An on-site 75-megawatt solar photovoltaic array broke ground in 2016 by Florida Power & Light Company, which combined with a network of solar rooftop arrays on commercial buildings to generate more energy than the city consumes, Babcock Ranch is the first solar-powered city in the United States.

According to Florida Power & Light chief development officer Eric Silagy, the photovoltaic solar plant to be built at Babcock Ranch will occupy rooftops throughout the city plus 400 acres of land. Babcock Ranch's solar power plant will connect to the main grid so a consistent energy supply can be maintained by importing power on overcast days and exporting it on sunny days. The objective of using a solar generator to power the city is a reduction in carbon emissions and dependence on oil, and to lower energy bills for residents, aided by proposed "smart home" energy efficiency technology. Residents and businesses utilize smart grid technology to monitor and control their energy consumption.
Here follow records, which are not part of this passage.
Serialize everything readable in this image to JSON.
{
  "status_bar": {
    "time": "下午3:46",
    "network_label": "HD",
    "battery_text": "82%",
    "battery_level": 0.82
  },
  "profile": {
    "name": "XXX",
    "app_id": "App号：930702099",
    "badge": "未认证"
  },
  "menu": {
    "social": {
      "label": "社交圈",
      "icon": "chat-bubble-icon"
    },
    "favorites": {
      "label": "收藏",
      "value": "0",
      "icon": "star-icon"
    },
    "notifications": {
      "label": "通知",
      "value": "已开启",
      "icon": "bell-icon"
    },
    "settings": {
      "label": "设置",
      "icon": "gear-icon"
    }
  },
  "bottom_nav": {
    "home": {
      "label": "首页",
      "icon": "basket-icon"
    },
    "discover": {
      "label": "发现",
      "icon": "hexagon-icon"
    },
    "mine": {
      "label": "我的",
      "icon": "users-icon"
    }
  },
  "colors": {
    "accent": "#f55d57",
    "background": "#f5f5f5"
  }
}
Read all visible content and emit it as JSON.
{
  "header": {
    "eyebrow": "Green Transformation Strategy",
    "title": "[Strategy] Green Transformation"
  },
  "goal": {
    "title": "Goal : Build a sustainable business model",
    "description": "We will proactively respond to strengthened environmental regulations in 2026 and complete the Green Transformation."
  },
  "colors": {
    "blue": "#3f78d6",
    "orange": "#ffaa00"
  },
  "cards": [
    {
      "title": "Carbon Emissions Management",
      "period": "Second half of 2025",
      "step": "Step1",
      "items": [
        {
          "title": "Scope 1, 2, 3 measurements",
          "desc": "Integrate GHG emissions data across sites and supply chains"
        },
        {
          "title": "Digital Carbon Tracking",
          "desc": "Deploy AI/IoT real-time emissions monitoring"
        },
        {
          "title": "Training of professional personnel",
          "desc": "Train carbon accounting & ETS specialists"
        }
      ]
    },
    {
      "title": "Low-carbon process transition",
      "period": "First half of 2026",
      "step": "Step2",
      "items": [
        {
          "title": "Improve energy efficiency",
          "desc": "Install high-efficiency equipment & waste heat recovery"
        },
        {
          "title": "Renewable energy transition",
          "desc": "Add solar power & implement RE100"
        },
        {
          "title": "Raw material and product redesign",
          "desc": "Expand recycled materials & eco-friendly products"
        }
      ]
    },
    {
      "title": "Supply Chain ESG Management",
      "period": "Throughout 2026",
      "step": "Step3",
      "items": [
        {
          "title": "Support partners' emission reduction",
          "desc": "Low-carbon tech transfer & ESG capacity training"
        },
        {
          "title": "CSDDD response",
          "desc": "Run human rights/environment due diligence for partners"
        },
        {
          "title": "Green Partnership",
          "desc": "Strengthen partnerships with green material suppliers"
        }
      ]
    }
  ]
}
In November 2023, Tampa General Hospital announced a partnership to expand into Babcock Ranch.

==Nature preserve==
Approximately ninety percent of Babcock Ranch's total land remained undeveloped, including more than half of the area owned by developers Kitson & Partners, to be preserved as open space, nature reserves, or for agricultural use. The Babcock Ranch Preserve, which includes land owned by the State of Florida and by Lee County, covers eighty percent of the ranch's original approximately 91000 acres. The preserve is self-funding, with all operations supported by revenue from the publicly owned working ranch, the first and only of its type in Florida. The preserve was managed by Kitson & Partners until 2016, when a non-profit entity with board members appointed by the state took over. The state plans to continue business enterprises to maintain the publicly owned land as a nature reserve with accommodations for recreation, including hunting, camping, and hiking.